Gender is a construct, like a metaphor. Some of its instincts and poetics, like those of fertility and ritual, I find beautiful. Not only are they energies and meanings through which we connect with the world, they also have provided us, for better or worse, a blueprint for making things happen.
Not sex, but gender resonates with fertility. The muse is flirtatious. She romances with the sun, with the fields, with life itself and her knowingness of herbs gives of scents in a mortar. She follows her intuition and brings forward miracles. She becomes Mother Earth. Gaia. Ix Chel. Pachamama. She is the Mother of buds and of damp soil, of berries’ hues, of craft & carrier bags made of bark and dry wheat. She makes things happen, she is an agent of change and of quake, and she floods Earth with a season.
But this too, often is too much for the body.

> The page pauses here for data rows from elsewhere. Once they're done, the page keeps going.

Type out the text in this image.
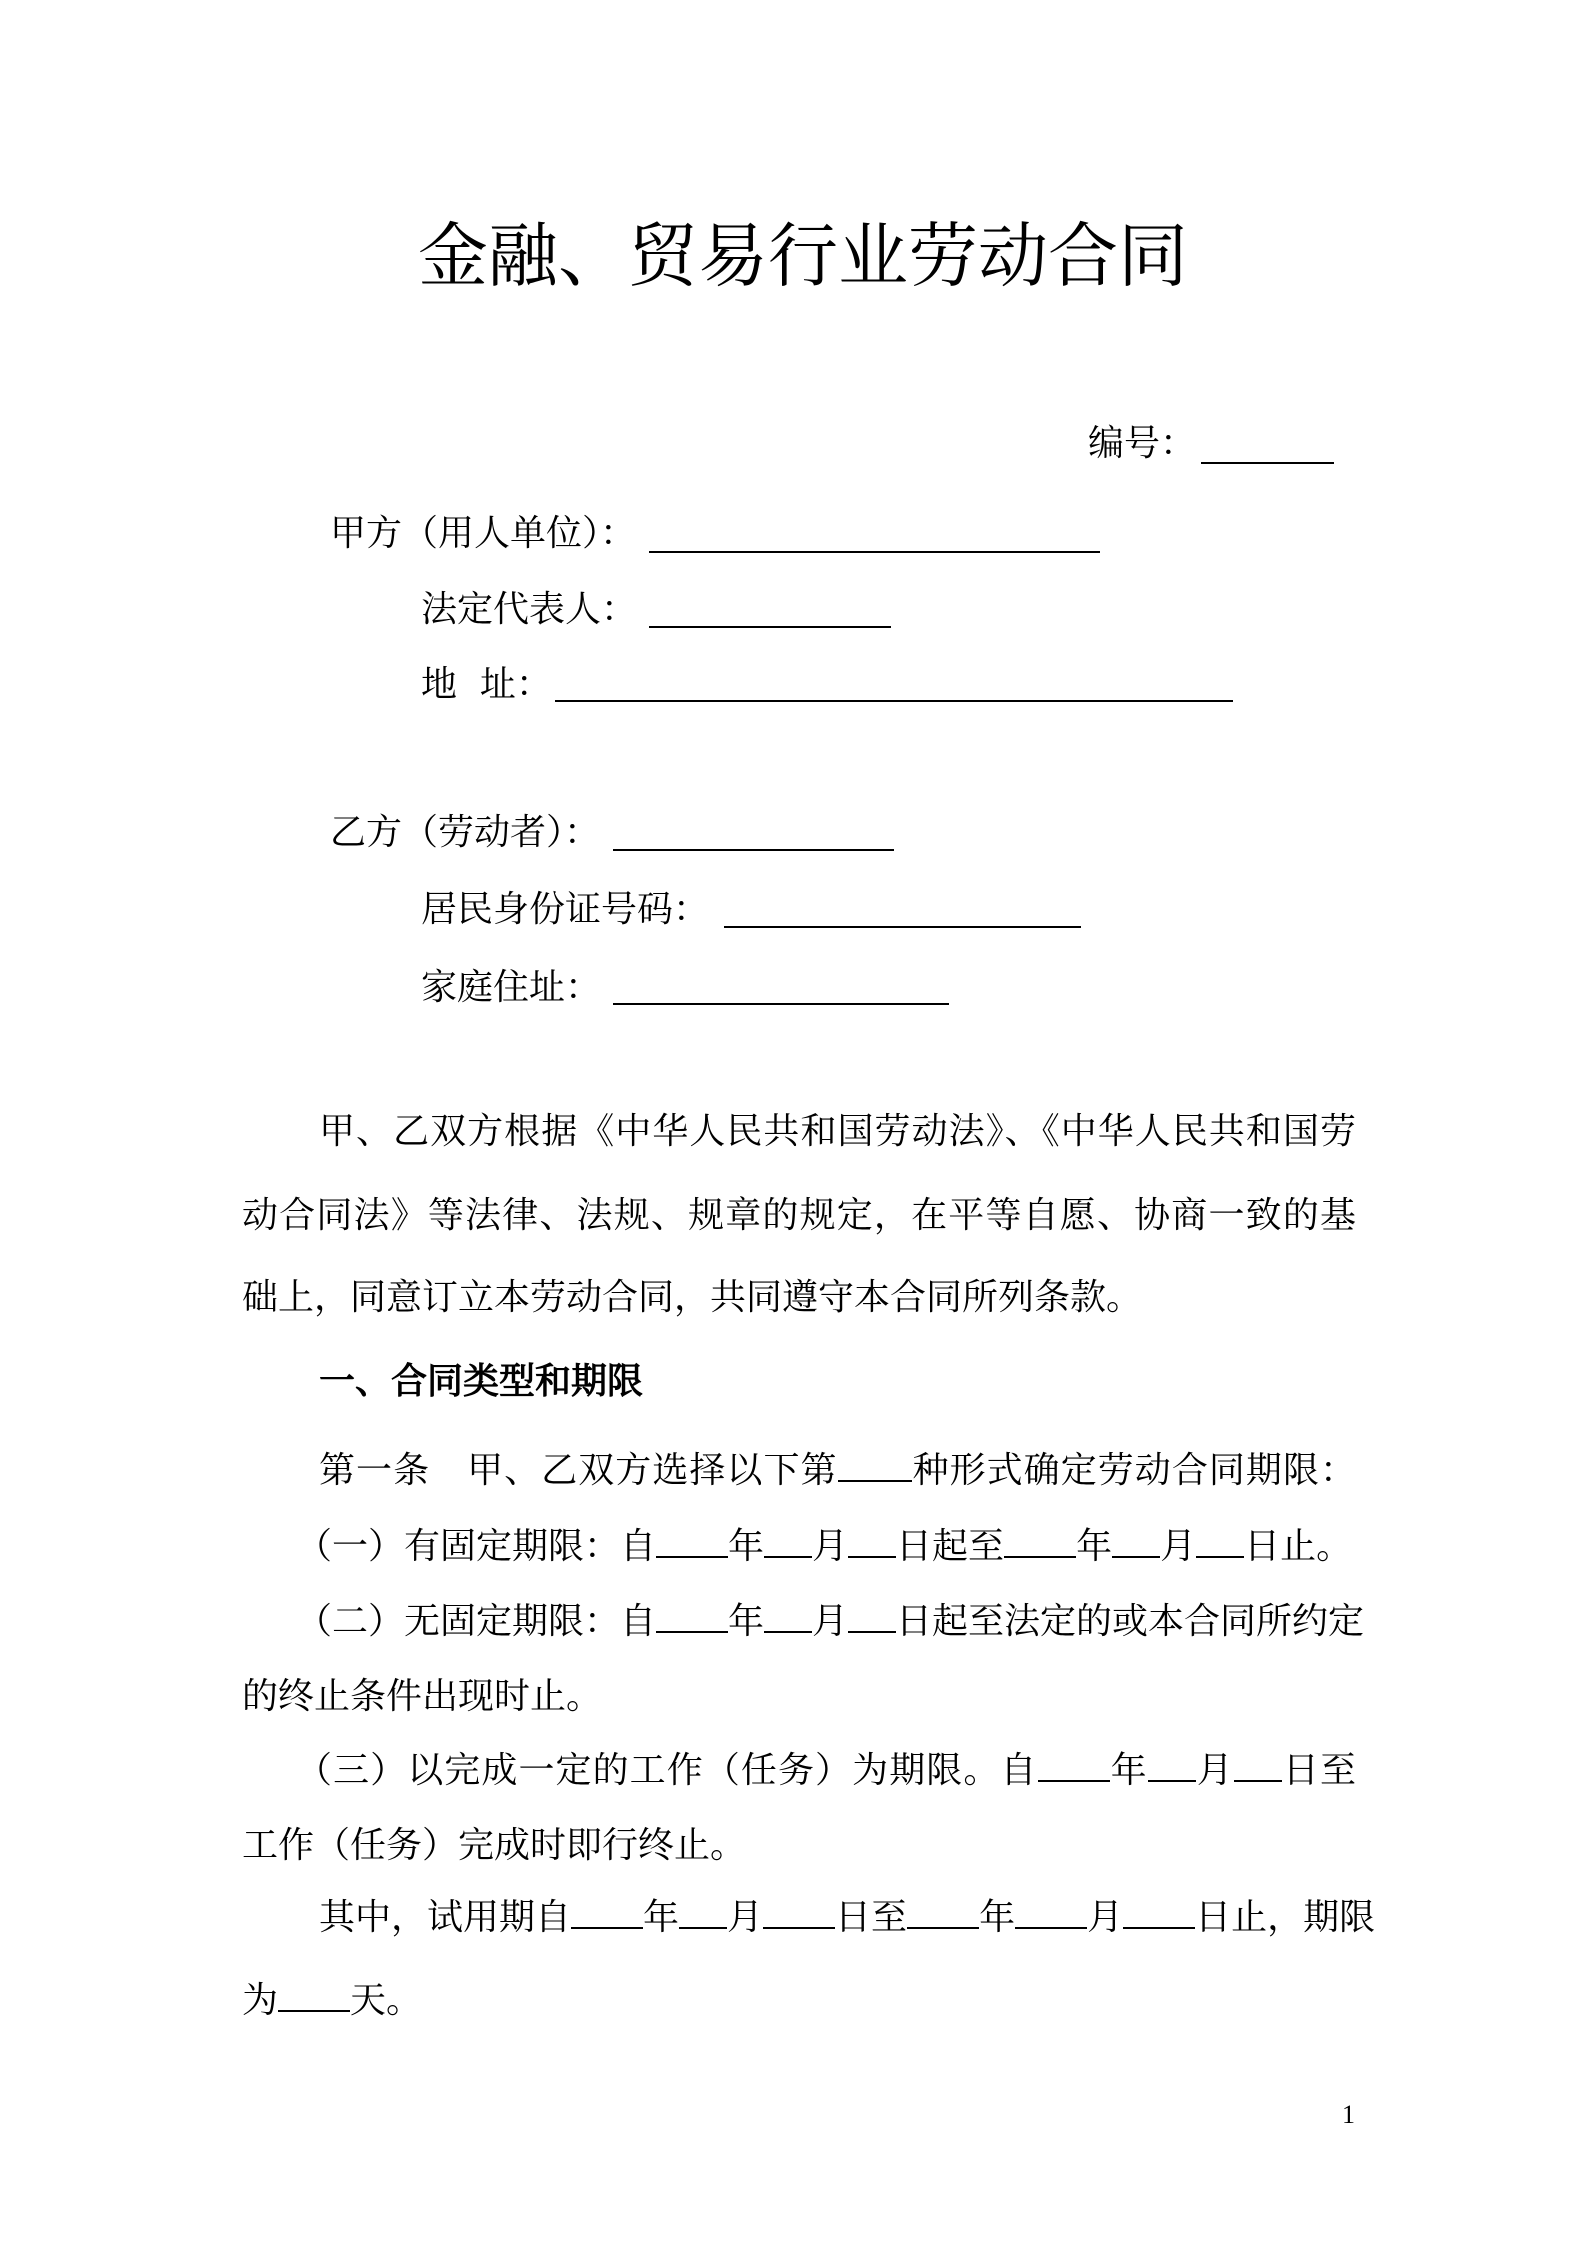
金融、贸易行业劳动合同
编号：
甲方（用人单位）：
法定代表人：
地  址：
乙方（劳动者）：
居民身份证号码：
家庭住址：
甲、乙双方根据《中华人民共和国劳动法》、《中华人民共和国劳
动合同法》等法律、法规、规章的规定，在平等自愿、协商一致的基
础上，同意订立本劳动合同，共同遵守本合同所列条款。
一、合同类型和期限
第一条　甲、乙双方选择以下第 种形式确定劳动合同期限：
（一）有固定期限：自 年 月 日起至 年 月 日止。
（二）无固定期限：自 年 月 日起至法定的或本合同所约定
的终止条件出现时止。
（三）以完成一定的工作（任务）为期限。自 年 月 日至
工作（任务）完成时即行终止。
其中，试用期自 年 月 日至 年 月 日止，期限
为 天。
1
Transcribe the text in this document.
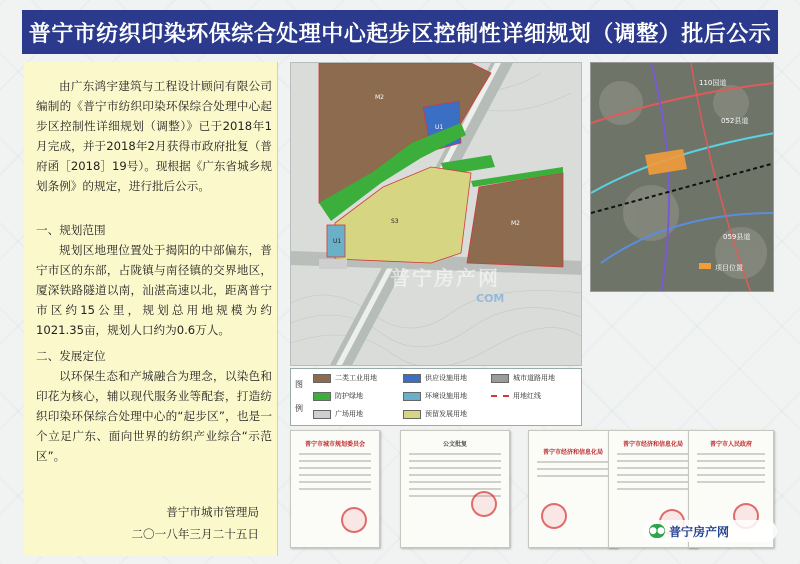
普宁市纺织印染环保综合处理中心起步区控制性详细规划（调整）批后公示
由广东鸿宇建筑与工程设计顾问有限公司编制的《普宁市纺织印染环保综合处理中心起步区控制性详细规划（调整）》已于2018年1月完成，并于2018年2月获得市政府批复（普府函［2018］19号）。现根据《广东省城乡规划条例》的规定，进行批后公示。
一、规划范围
规划区地理位置处于揭阳的中部偏东，普宁市区的东部，占陇镇与南径镇的交界地区，厦深铁路隧道以南，汕湛高速以北，距离普宁市区约15公里，规划总用地规模为约1021.35亩，规划人口约为0.6万人。
二、发展定位
以环保生态和产城融合为理念，以染色和印花为核心，辅以现代服务业等配套，打造纺织印染环保综合处理中心的“起步区”，也是一个立足广东、面向世界的纺织产业综合“示范区”。
普宁市城市管理局
二〇一八年三月二十五日
M2
U1
U1
S3	M2
普宁房产网
COM
图例
二类工业用地
防护绿地
广场用地
供应设施用地
环境设施用地
预留发展用地
城市道路用地
用地红线
110国道
052县道
059县道
项目位置
普宁市城市规划委员会	公文批复
普宁市经济和信息化局
普宁市经济和信息化局	普宁市人民政府
●● 普宁房产网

For some of us, fertility is a pursuit in itself. It means pinching a belly fold and a needle like a silver dash. For some of us, fertility is something we will never embody or embody no longer. I am not fertile & I don’t feel fertile.
In pursuit of my dreams, I drag my body along with my wanting. How can I make anything real for myself, if I fail to embody who I am to myself first? Everything feels less of hope. It is who we want to be and who we are and I’m saddened, because my body gave & I got to know myself too well.
On a good day, I access the female interior world and it feels innate to me. On other days I try to rewrite it into scenes my body is capable of inhabiting. I learn to seek something of fertility elsewhere.
We can write new scenes for ourselves that bring about the same warmth, community and ritual. Scenes that are as potent and as delicious. We can write our own romance that allures life towards us. We make it ornamental, the way gender does. We write scenes that are as conducive to the pursuit of a reality that we want to embody, as gender is. We follow the insatiable pull towards beauty that allows us to sink into the moment.